O superávit do balanço de pagamentos, em setembro, ainda que transitório para uma contabilidade gregoriana no vermelho, tem peso político na discussão esotérica da vulnerabilidade externa do Brasil, tida como de altíssimo risco. Talvez esse indicador de passagem sirva de pista para uma avaliação correta ou isenta da expressiva melhora de nossa conta corrente com o mundo.
Lembram-se? Desde a crise de México, na virada de 1995, que empurrou o imberbe real para o cercadinho da âncora cambial, o Brasil tornou-se refém da chantagem emocional instalada pelo Efeito Tequila em nosso crônico déficit externo em conta corrente. Uma orquestração especulativa que ganhou vocação explosiva a partir de junho de 1997, com o ''crash'' em cascata da até então invejada e aplaudida tigrada asiática.
A quebra da Rússia em agosto de 1998 completou a guinada do capital volátil, direcionado para o planeta dos emergentes, das técnicas da gestão de risco para as práticas da aversão ao risco. E tome ruptura da banda cambial do Brasil, em janeiro de 1999. Um sinal verde de espanto para o colapso montante da Argentina na travessia de 2000 - tempo de estouro da ''irrational exuberance'' das mesas e das torres de Wall Street, com pouso forçado da águia americana estressada de euforia.

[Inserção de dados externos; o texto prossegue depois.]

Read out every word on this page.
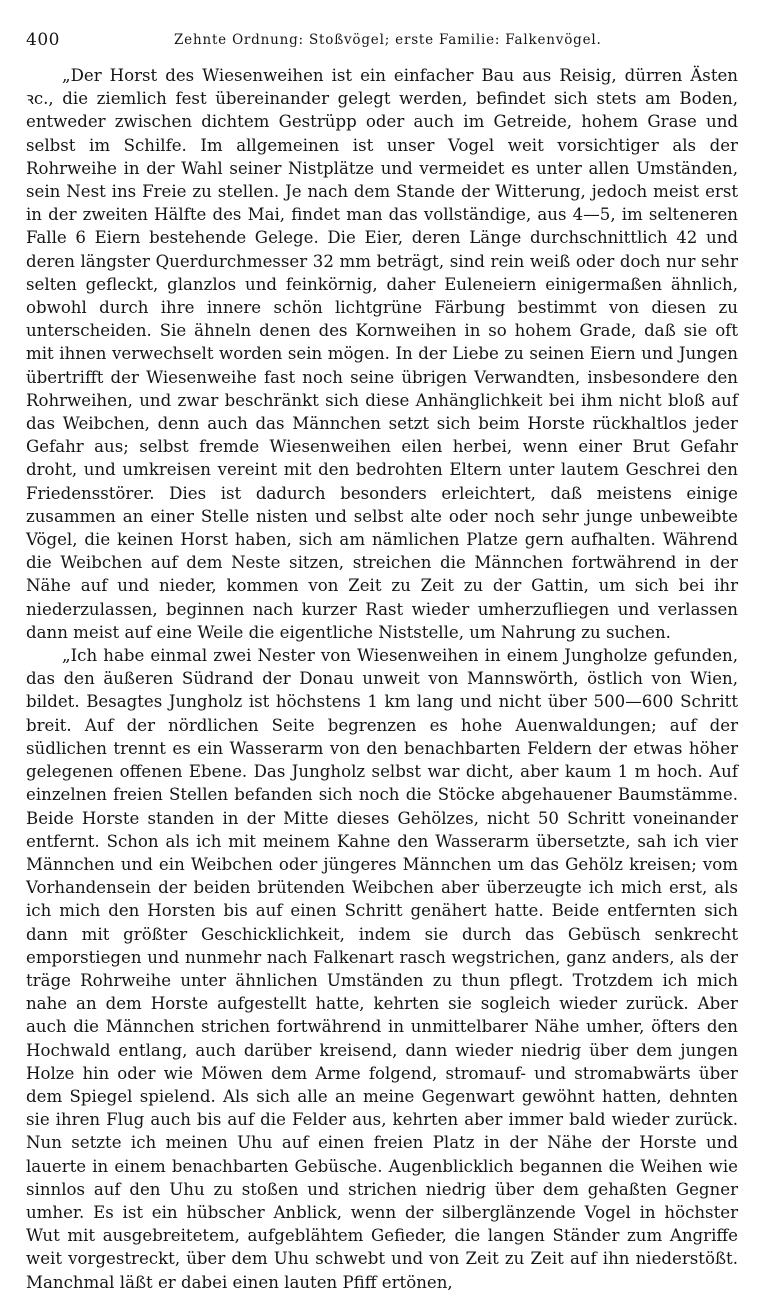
400	Zehnte Ordnung: Stoßvögel; erste Familie: Falkenvögel.

„Der Horst des Wiesenweihen ist ein einfacher Bau aus Reisig, dürren Ästen ꝛc., die ziemlich fest übereinander gelegt werden, befindet sich stets am Boden, entweder zwischen dichtem Gestrüpp oder auch im Getreide, hohem Grase und selbst im Schilfe. Im allgemeinen ist unser Vogel weit vorsichtiger als der Rohrweihe in der Wahl seiner Nistplätze und vermeidet es unter allen Umständen, sein Nest ins Freie zu stellen. Je nach dem Stande der Witterung, jedoch meist erst in der zweiten Hälfte des Mai, findet man das vollständige, aus 4—5, im selteneren Falle 6 Eiern bestehende Gelege. Die Eier, deren Länge durchschnittlich 42 und deren längster Querdurchmesser 32 mm beträgt, sind rein weiß oder doch nur sehr selten gefleckt, glanzlos und feinkörnig, daher Euleneiern einigermaßen ähnlich, obwohl durch ihre innere schön lichtgrüne Färbung bestimmt von diesen zu unterscheiden. Sie ähneln denen des Kornweihen in so hohem Grade, daß sie oft mit ihnen verwechselt worden sein mögen. In der Liebe zu seinen Eiern und Jungen übertrifft der Wiesenweihe fast noch seine übrigen Verwandten, insbesondere den Rohrweihen, und zwar beschränkt sich diese Anhänglichkeit bei ihm nicht bloß auf das Weibchen, denn auch das Männchen setzt sich beim Horste rückhaltlos jeder Gefahr aus; selbst fremde Wiesenweihen eilen herbei, wenn einer Brut Gefahr droht, und umkreisen vereint mit den bedrohten Eltern unter lautem Geschrei den Friedensstörer. Dies ist dadurch besonders erleichtert, daß meistens einige zusammen an einer Stelle nisten und selbst alte oder noch sehr junge unbeweibte Vögel, die keinen Horst haben, sich am nämlichen Platze gern aufhalten. Während die Weibchen auf dem Neste sitzen, streichen die Männchen fortwährend in der Nähe auf und nieder, kommen von Zeit zu Zeit zu der Gattin, um sich bei ihr niederzulassen, beginnen nach kurzer Rast wieder umherzufliegen und verlassen dann meist auf eine Weile die eigentliche Niststelle, um Nahrung zu suchen.

„Ich habe einmal zwei Nester von Wiesenweihen in einem Jungholze gefunden, das den äußeren Südrand der Donau unweit von Mannswörth, östlich von Wien, bildet. Besagtes Jungholz ist höchstens 1 km lang und nicht über 500—600 Schritt breit. Auf der nördlichen Seite begrenzen es hohe Auenwaldungen; auf der südlichen trennt es ein Wasserarm von den benachbarten Feldern der etwas höher gelegenen offenen Ebene. Das Jungholz selbst war dicht, aber kaum 1 m hoch. Auf einzelnen freien Stellen befanden sich noch die Stöcke abgehauener Baumstämme. Beide Horste standen in der Mitte dieses Gehölzes, nicht 50 Schritt voneinander entfernt. Schon als ich mit meinem Kahne den Wasserarm übersetzte, sah ich vier Männchen und ein Weibchen oder jüngeres Männchen um das Gehölz kreisen; vom Vorhandensein der beiden brütenden Weibchen aber überzeugte ich mich erst, als ich mich den Horsten bis auf einen Schritt genähert hatte. Beide entfernten sich dann mit größter Geschicklichkeit, indem sie durch das Gebüsch senkrecht emporstiegen und nunmehr nach Falkenart rasch wegstrichen, ganz anders, als der träge Rohrweihe unter ähnlichen Umständen zu thun pflegt. Trotzdem ich mich nahe an dem Horste aufgestellt hatte, kehrten sie sogleich wieder zurück. Aber auch die Männchen strichen fortwährend in unmittelbarer Nähe umher, öfters den Hochwald entlang, auch darüber kreisend, dann wieder niedrig über dem jungen Holze hin oder wie Möwen dem Arme folgend, stromauf- und stromabwärts über dem Spiegel spielend. Als sich alle an meine Gegenwart gewöhnt hatten, dehnten sie ihren Flug auch bis auf die Felder aus, kehrten aber immer bald wieder zurück. Nun setzte ich meinen Uhu auf einen freien Platz in der Nähe der Horste und lauerte in einem benachbarten Gebüsche. Augenblicklich begannen die Weihen wie sinnlos auf den Uhu zu stoßen und strichen niedrig über dem gehaßten Gegner umher. Es ist ein hübscher Anblick, wenn der silberglänzende Vogel in höchster Wut mit ausgebreitetem, aufgeblähtem Gefieder, die langen Ständer zum Angriffe weit vorgestreckt, über dem Uhu schwebt und von Zeit zu Zeit auf ihn niederstößt. Manchmal läßt er dabei einen lauten Pfiff ertönen,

Pois o Brasil resistiu nos fundamentos da economia real e nos movimentos da sucessão presidencial neste triênio 2000/2002. Um triênio perdido para 194 países do mundo. Um triênio sinistro para o capital volátil da ''ganância infecciosa'' - que acumula perdas de mercado, nas 33 maiores bolsas do mundo, da ordem de US$ 11,8 trilhões - de março de 2000 a setembro de 2002.
Nas contas fiscais, ainda que feito de privação e renúncia, desfilamos um superávit primário de 3,88% do PIB nesta troca sem choque de governo. Nas contas externas, o déficit corrente simplesmente despencou de algo acima de US$ 33 bilhões para algo abaixo de US$ 13 bilhões, nesta altura do calendário. Tanto assim, que essa ''porta de entrada'' dos chacais da vulnerabilidade externa foi rebaixada, desde o ano passado, da primeira página dos jornais para a penúltima página dos cadernos de Economia. Afinal, boa notícia não é notícia.
E o que dizer do superávit da balança comercial? Sem maior alarde, ele vai esnobando todas as projeções tendenciosas da especulação cambial. No megaencontro anual dos agentes do ''export drive'' brasileiro, ontem e hoje no Rio de Janeiro, fala-se em saldo azul de até US$ 11 bilhões para este ano e de até US$ 20 bilhões para o ano que vem. De resto, uma promessa de Lula lá.
Secos & Molhados
Dívidas
Enquanto a caravana passa, os coiotes da manipulação de bolsas, de fundos e de moedas continuam grunhindo a contagem regressiva da moratória brasileira. De Nobius a Soros, de Fitch a Moody's, eles juram por todos os juros que o Brasil não tem como escapar de uma parada técnica no serviço das dívidas interna e externa.
Dúvidas
Assessor econômico do PT, o professor Guido Mantega escreveu ontem a esta coluna para sustentar que não há dúvidas sobre a gestão das dívidas no próximo governo. Ele desfaz um mal-entendido sobre uma sua referência, em seminário, a uma certa margem de renegociação dos vencimentos externos de 2003.
Certezas
Guido Mantega pondera: 1) são vencimentos suaves da ordem de US$ 9 bilhões; 2) a blindagem do FMI/Bird/BID/Eximbank deve somar US$ 31 bilhões; 3) haverá rápida recuperação dos créditos externos voluntários; 4) já se pensa até mesmo em dispensar o saque de parte dos recursos bancados pelo FMI.